Mr Igga is reportedly willing to step down from his position on condition that the Greater Equatorial region — where he comes from — gets the position of National Assembly Speaker. This would be the third most powerful position in a transitional government of national unity.

Two commands

President Kiir is understood to support the compromises on condition that Dr Machar does not enjoy any more powers than those in the current Constitution. He is also not ready to entertain the idea of two armies under two different commands during the transition as proposed by Dr Machar.

Dr Machar had earlier demanded that the first vice-presidents position comes with shared executive powers.


Dr Cirino Hiteng, one of the former detainees who was part of the consultations in Juba in early June, confirmed to The EastAfrican that the issue of Mr Igga making way for Dr Machar came up in the discussions, but said a final decision would be taken by the President and the party Political Bureau.

“Mr Wani has been very magnanimous and is a lover of peace. That is why he gave up the position of the SPLM second deputy chairman to Dr Machar in 2002, when the former vice-president joined the movement. He still holds that people should not continue dying because of a position,” said Dr Hiteng.

The power-sharing and the structure of the transitional government was one of the outstanding issues that led to collapse of the talks in Addis Ababa on March 6.

READ: Kiir, Machar 'lack leadership' to end crisis

But insiders say that recent concessions by President Kiir are a pointer that his inner circle has given in to the idea of Dr Machar taking the post of the first vice-president after vigorously opposing the idea, when it was proposed by the Inter-Governmental Authority on Development (Igad) in February.

A day after meeting the former detainees in Juba, President Kiir in his capacity as the chairman of SPLM, unconditionally revoked an executive order he had given in February 2014, removing Dr Machar from his position as first deputy chairman.

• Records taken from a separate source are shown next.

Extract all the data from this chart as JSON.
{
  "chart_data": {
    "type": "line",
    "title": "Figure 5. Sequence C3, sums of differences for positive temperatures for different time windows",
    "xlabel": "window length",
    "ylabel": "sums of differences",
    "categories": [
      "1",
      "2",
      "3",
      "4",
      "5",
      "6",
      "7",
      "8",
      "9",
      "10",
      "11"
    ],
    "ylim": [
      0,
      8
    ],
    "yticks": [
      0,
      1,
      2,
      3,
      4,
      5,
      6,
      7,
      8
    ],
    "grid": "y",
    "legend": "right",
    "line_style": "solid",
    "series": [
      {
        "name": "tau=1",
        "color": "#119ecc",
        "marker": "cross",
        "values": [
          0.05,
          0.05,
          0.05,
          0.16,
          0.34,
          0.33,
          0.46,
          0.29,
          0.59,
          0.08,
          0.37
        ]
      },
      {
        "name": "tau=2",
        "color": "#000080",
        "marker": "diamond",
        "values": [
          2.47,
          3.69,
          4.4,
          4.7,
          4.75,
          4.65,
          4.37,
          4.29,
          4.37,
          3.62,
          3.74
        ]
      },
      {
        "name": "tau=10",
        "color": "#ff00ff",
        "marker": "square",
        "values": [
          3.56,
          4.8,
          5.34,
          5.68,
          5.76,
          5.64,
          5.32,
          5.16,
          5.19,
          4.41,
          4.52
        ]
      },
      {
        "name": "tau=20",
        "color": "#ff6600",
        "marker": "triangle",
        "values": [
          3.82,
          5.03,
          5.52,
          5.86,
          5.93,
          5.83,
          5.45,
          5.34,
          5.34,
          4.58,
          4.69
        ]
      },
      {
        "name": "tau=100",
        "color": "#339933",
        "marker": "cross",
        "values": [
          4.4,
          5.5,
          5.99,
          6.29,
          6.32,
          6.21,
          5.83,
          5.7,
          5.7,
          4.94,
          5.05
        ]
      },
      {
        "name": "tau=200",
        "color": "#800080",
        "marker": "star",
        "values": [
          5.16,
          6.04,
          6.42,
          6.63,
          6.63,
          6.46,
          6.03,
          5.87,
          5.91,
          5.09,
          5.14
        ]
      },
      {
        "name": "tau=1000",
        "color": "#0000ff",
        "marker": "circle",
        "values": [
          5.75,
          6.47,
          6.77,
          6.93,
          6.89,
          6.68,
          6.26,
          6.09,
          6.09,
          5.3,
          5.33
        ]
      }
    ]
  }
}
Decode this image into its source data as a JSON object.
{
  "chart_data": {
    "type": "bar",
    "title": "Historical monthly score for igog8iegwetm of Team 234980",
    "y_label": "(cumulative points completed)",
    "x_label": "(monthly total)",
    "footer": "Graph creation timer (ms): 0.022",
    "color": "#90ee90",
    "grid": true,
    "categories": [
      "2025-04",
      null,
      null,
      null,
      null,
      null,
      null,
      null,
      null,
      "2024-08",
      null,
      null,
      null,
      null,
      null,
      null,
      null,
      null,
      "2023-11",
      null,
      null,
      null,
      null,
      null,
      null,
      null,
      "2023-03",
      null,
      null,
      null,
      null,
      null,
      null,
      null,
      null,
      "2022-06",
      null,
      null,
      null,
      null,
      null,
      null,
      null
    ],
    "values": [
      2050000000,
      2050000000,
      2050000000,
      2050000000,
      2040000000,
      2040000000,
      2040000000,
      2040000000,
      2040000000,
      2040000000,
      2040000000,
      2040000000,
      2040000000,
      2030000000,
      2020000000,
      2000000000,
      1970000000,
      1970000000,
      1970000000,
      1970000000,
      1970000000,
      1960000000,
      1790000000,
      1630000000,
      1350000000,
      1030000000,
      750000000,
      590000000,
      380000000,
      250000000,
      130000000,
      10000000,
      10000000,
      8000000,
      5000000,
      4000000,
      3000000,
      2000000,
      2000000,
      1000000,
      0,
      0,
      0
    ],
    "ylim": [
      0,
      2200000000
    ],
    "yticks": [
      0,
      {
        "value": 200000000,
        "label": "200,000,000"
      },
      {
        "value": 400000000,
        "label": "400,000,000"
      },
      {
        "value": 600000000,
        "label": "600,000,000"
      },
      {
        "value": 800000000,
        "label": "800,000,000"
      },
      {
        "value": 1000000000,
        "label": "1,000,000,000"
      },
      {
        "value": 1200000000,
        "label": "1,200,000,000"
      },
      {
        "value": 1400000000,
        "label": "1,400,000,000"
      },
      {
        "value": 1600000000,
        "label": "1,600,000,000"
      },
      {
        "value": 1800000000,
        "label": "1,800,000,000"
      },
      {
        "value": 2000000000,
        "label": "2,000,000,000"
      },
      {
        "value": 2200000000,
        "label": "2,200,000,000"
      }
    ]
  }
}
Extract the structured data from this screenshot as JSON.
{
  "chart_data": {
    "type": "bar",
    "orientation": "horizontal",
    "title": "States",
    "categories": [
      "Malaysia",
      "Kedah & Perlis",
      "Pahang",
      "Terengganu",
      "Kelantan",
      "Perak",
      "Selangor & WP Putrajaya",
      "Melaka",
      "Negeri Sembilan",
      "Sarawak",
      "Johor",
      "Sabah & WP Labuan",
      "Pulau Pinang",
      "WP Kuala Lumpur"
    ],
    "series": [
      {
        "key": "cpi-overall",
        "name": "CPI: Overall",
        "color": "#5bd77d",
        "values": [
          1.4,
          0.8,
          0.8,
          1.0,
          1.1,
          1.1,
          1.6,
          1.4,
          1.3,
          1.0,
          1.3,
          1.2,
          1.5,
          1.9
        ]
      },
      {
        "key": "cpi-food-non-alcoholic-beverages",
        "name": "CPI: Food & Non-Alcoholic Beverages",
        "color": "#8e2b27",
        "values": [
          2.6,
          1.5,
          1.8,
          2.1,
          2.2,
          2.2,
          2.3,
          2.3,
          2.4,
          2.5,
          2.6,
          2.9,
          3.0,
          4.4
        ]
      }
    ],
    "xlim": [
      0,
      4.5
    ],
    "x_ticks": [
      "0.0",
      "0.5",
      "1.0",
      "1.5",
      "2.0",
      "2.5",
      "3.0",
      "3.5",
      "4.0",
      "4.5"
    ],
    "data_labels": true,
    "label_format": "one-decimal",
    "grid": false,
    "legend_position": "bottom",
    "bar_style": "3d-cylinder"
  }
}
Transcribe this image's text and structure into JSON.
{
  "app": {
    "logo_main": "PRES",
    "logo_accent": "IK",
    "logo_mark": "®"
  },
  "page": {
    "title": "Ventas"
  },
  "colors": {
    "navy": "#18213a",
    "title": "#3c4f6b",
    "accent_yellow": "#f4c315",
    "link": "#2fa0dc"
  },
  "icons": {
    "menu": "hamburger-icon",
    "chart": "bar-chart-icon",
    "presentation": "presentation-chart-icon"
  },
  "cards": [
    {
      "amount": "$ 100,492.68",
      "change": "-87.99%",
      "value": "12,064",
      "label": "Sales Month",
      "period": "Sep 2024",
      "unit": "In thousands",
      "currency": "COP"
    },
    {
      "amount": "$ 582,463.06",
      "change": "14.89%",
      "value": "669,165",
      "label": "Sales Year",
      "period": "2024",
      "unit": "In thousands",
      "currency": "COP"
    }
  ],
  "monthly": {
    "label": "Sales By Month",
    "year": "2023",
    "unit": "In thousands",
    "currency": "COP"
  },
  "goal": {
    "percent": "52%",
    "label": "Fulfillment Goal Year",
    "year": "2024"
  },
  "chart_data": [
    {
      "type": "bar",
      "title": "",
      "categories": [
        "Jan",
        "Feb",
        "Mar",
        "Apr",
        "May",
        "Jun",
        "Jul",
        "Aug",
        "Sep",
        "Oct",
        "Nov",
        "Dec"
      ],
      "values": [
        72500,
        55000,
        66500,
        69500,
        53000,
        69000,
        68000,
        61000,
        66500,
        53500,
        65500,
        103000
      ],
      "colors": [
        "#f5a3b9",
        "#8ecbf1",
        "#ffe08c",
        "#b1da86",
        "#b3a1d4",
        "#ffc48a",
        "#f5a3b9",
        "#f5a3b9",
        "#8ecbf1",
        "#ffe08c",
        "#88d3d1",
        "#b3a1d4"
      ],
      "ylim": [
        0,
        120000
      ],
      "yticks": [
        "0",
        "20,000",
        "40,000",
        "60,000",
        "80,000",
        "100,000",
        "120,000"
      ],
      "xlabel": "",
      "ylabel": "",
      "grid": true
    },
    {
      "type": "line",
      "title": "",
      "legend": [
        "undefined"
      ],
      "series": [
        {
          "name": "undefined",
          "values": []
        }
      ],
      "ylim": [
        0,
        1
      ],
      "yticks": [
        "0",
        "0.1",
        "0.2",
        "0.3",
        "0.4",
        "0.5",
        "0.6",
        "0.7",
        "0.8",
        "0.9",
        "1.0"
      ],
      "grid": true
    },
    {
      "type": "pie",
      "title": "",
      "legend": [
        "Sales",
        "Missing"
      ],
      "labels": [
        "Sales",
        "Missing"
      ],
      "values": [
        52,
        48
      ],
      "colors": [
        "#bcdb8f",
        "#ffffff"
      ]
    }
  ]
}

The order also reinstated Unity State governor Taban Deng as well as former Environment minister, Alfred Lado Gore.

Earlier in March, President Kiir had to issue a decree to reinstate Dr Riek Machar, his deputy Alfred Ladu Gore and chief rebel negotiator Taban Deng Gai to the positions they held in SPLM before the war broke out in December 2013.

He also revoked the freeze of their accounts and assets, granted general amnesty to rebels and former detainees, and declared a unilateral ceasefire from the government side.

The decree was to fulfil the government’s responsibilities in accordance with the Arusha SPLM Party Reunification Agreement signed in January.

According to the SPLM Constitution, the first deputy chairman of the party automatically becomes the first vice-president of the country. 

Sabotaging talks

Sources in Addis Ababa indicated that the next round of talks known as Igad-Plus is likely to be very tough on those who will be seen to be sabotaging the talks because it will be expanded to include countries from the five African regions, the African Union, China, United Nations Security Council and the Troika — US, UK and Norway.

During the three-day consultations in Addis Ababa that begun on June 8, Igad chief mediator Seyoum Mesfin cautioned the warring parties that the world would be watching and that the next round of talks — whose date will be decided at the ongoing AU summit in Johannesburg — must produce a final peace deal. 

The remaining outstanding issues include power-sharing, security arrangements about the two armies, and federalism.

Igad mediators had proposed that the government get 60 per cent of the posts, the rebels 30 per cent, while the former political detainees other political parties get 10 per cent.

The rebels were demanding a ratio of 45:45:10.